From: Alejandro Lucero Palau <alucerop@amd.com>
To: Terry Bowman <terry.bowman@amd.com>,
linux-cxl@vger.kernel.org, linux-kernel@vger.kernel.org,
linux-pci@vger.kernel.org, nifan.cxl@gmail.com,
ming4.li@intel.com, dave@stgolabs.net,
jonathan.cameron@huawei.com, dave.jiang@intel.com,
alison.schofield@intel.com, vishal.l.verma@intel.com,
dan.j.williams@intel.com, bhelgaas@google.com,
mahesh@linux.ibm.com, ira.weiny@intel.com, oohall@gmail.com,
Benjamin.Cheatham@amd.com, rrichter@amd.com,
nathan.fontenot@amd.com, Smita.KoralahalliChannabasappa@amd.com,
lukas@wunner.de, PradeepVineshReddy.Kodamati@amd.com
Subject: Re: [PATCH v4 13/15] cxl/pci: Add trace logging for CXL PCIe Port RAS errors
Date: Thu, 12 Dec 2024 09:46:19 +0000 [thread overview]
Message-ID: <fe67ae94-1c12-288e-07ed-4391fead9949@amd.com> (raw)
In-Reply-To: <20241211234002.3728674-14-terry.bowman@amd.com>
On 12/11/24 23:40, Terry Bowman wrote:
> The CXL drivers use kernel trace functions for logging endpoint and RCH
> Downstream Port RAS errors. Similar functionality is required for CXL Root
> Ports, CXL Downstream Switch Ports, and CXL Upstream Switch Ports.
>
> Introduce trace logging functions for both RAS correctable and
> uncorrectable errors specific to CXL PCIe Ports. Additionally, update
> the PCIe Port error handlers to invoke these new trace functions.
>
> Signed-off-by: Terry Bowman <terry.bowman@amd.com>
Reviewed-by: Alejandro Lucero <alucerop@amd.com>
> ---
> drivers/cxl/core/pci.c | 16 ++++++++++----
> drivers/cxl/core/trace.h | 47 ++++++++++++++++++++++++++++++++++++++++
> 2 files changed, 59 insertions(+), 4 deletions(-)
>
> diff --git a/drivers/cxl/core/pci.c b/drivers/cxl/core/pci.c
> index 52afaedf5171..3294ad5ff28f 100644
> --- a/drivers/cxl/core/pci.c
> +++ b/drivers/cxl/core/pci.c
> @@ -661,10 +661,14 @@ static void __cxl_handle_cor_ras(struct device *dev,
>
> addr = ras_base + CXL_RAS_CORRECTABLE_STATUS_OFFSET;
> status = readl(addr);
> - if (status & CXL_RAS_CORRECTABLE_STATUS_MASK) {
> - writel(status & CXL_RAS_CORRECTABLE_STATUS_MASK, addr);
> + if (!(status & CXL_RAS_CORRECTABLE_STATUS_MASK))
> + return;
> + writel(status & CXL_RAS_CORRECTABLE_STATUS_MASK, addr);
> +
> + if (is_cxl_memdev(dev))
> trace_cxl_aer_correctable_error(to_cxl_memdev(dev), status);
> - }
> + else
> + trace_cxl_port_aer_correctable_error(dev, status);
> }
>
> static void cxl_handle_endpoint_cor_ras(struct cxl_dev_state *cxlds)

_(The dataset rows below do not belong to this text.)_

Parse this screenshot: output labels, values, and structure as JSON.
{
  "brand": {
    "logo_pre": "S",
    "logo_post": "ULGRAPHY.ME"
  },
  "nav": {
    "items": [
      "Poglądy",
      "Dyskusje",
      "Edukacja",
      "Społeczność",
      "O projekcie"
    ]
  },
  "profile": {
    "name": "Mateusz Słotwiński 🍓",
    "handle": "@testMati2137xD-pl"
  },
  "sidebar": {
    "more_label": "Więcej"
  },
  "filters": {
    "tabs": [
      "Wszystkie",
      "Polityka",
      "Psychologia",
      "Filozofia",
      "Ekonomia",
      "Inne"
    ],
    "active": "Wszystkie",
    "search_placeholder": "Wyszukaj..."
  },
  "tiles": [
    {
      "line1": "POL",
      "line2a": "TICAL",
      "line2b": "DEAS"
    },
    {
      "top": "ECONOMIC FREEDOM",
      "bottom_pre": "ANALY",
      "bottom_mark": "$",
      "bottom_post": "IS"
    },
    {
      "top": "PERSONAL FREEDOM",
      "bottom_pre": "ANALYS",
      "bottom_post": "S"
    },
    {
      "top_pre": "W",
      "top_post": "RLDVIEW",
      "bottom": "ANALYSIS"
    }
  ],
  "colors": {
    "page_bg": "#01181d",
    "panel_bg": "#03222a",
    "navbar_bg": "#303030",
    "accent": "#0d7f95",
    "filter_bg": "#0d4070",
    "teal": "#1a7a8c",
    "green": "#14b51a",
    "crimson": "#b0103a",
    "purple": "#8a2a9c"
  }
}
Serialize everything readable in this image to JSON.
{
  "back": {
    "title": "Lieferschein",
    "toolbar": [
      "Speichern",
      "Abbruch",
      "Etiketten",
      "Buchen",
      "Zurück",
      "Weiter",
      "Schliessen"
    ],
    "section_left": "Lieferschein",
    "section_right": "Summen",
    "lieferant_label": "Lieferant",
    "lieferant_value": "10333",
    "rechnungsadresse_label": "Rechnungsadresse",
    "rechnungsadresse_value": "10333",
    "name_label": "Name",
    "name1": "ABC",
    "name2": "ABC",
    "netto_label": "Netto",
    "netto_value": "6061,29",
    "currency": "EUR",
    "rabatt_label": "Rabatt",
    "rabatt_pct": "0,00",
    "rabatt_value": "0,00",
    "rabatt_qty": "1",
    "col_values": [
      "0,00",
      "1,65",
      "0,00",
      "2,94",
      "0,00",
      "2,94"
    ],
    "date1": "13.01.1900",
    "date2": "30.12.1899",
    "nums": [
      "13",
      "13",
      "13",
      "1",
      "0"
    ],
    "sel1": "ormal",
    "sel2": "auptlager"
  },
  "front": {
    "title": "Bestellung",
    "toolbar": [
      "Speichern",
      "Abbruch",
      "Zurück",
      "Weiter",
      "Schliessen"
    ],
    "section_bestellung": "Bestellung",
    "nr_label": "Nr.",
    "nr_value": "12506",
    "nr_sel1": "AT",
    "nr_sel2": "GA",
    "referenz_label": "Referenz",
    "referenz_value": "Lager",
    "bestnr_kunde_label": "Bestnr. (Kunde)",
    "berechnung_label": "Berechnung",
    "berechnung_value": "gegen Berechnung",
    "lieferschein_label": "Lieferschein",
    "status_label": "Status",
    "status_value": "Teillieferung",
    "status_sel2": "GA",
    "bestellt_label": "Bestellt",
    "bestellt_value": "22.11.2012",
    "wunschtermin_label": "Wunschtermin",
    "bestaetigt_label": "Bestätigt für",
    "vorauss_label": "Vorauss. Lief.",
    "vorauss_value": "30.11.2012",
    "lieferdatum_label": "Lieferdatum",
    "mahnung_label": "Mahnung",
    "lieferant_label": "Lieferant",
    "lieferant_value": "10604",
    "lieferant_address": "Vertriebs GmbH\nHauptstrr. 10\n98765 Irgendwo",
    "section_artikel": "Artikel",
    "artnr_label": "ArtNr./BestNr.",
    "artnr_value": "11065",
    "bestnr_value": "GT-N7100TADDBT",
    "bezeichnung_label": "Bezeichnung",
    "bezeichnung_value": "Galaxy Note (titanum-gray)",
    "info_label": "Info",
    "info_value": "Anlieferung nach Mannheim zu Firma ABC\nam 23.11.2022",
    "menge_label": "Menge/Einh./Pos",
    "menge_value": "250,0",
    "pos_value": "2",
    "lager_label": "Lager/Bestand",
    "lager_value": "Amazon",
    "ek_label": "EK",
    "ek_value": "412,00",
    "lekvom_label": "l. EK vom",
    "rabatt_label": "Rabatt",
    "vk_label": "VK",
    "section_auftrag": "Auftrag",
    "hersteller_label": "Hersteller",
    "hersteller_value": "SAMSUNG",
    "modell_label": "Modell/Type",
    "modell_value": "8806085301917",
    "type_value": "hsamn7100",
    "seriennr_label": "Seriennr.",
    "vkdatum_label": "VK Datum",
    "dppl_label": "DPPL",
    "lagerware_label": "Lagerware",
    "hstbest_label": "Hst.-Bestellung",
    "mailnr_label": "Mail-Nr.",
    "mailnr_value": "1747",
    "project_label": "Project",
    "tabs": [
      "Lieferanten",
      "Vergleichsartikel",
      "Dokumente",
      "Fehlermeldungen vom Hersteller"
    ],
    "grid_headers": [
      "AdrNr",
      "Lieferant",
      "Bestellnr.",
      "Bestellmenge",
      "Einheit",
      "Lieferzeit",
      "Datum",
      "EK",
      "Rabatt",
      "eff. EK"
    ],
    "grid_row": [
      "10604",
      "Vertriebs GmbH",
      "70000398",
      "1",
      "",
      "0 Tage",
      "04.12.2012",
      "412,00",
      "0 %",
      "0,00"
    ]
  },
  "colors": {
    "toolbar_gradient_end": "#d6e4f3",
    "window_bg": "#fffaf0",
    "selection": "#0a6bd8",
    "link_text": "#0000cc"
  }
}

> @@ -720,7 +724,11 @@ static bool __cxl_handle_ras(struct device *dev, void __iomem *ras_base)
> }
>
> header_log_copy(ras_base, hl);
> - trace_cxl_aer_uncorrectable_error(to_cxl_memdev(dev), status, fe, hl);
> + if (is_cxl_memdev(dev))
> + trace_cxl_aer_uncorrectable_error(to_cxl_memdev(dev), status, fe, hl);
> + else
> + trace_cxl_port_aer_uncorrectable_error(dev, status, fe, hl);
> +
> writel(status & CXL_RAS_UNCORRECTABLE_STATUS_MASK, addr);
>
> return true;
> diff --git a/drivers/cxl/core/trace.h b/drivers/cxl/core/trace.h
> index 8389a94adb1a..681e415ac8f5 100644
> --- a/drivers/cxl/core/trace.h
> +++ b/drivers/cxl/core/trace.h
> @@ -48,6 +48,34 @@
> { CXL_RAS_UC_IDE_RX_ERR, "IDE Rx Error" } \
> )
>
> +TRACE_EVENT(cxl_port_aer_uncorrectable_error,
> + TP_PROTO(struct device *dev, u32 status, u32 fe, u32 *hl),
> + TP_ARGS(dev, status, fe, hl),
> + TP_STRUCT__entry(
> + __string(devname, dev_name(dev))
> + __string(host, dev_name(dev->parent))
> + __field(u32, status)
> + __field(u32, first_error)
> + __array(u32, header_log, CXL_HEADERLOG_SIZE_U32)
> + ),
> + TP_fast_assign(
> + __assign_str(devname);
> + __assign_str(host);
> + __entry->status = status;
> + __entry->first_error = fe;
> + /*
> + * Embed the 512B headerlog data for user app retrieval and
> + * parsing, but no need to print this in the trace buffer.
> + */
> + memcpy(__entry->header_log, hl, CXL_HEADERLOG_SIZE);
> + ),
> + TP_printk("device=%s host=%s status: '%s' first_error: '%s'",
> + __get_str(devname), __get_str(host),
> + show_uc_errs(__entry->status),
> + show_uc_errs(__entry->first_error)
> + )
> +);
> +
> TRACE_EVENT(cxl_aer_uncorrectable_error,
> TP_PROTO(const struct cxl_memdev *cxlmd, u32 status, u32 fe, u32 *hl),
> TP_ARGS(cxlmd, status, fe, hl),
> @@ -96,6 +124,25 @@ TRACE_EVENT(cxl_aer_uncorrectable_error,
> { CXL_RAS_CE_PHYS_LAYER_ERR, "Received Error From Physical Layer" } \
> )
>
> +TRACE_EVENT(cxl_port_aer_correctable_error,
> + TP_PROTO(struct device *dev, u32 status),
> + TP_ARGS(dev, status),
> + TP_STRUCT__entry(
> + __string(devname, dev_name(dev))
> + __string(host, dev_name(dev->parent))
> + __field(u32, status)
> + ),
> + TP_fast_assign(
> + __assign_str(devname);
> + __assign_str(host);
> + __entry->status = status;
> + ),
> + TP_printk("device=%s host=%s status='%s'",
> + __get_str(devname), __get_str(host),
> + show_ce_errs(__entry->status)
> + )
> +);
> +
> TRACE_EVENT(cxl_aer_correctable_error,
> TP_PROTO(const struct cxl_memdev *cxlmd, u32 status),
> TP_ARGS(cxlmd, status),
next prev parent reply other threads:[~2024-12-12 9:46 UTC|newest]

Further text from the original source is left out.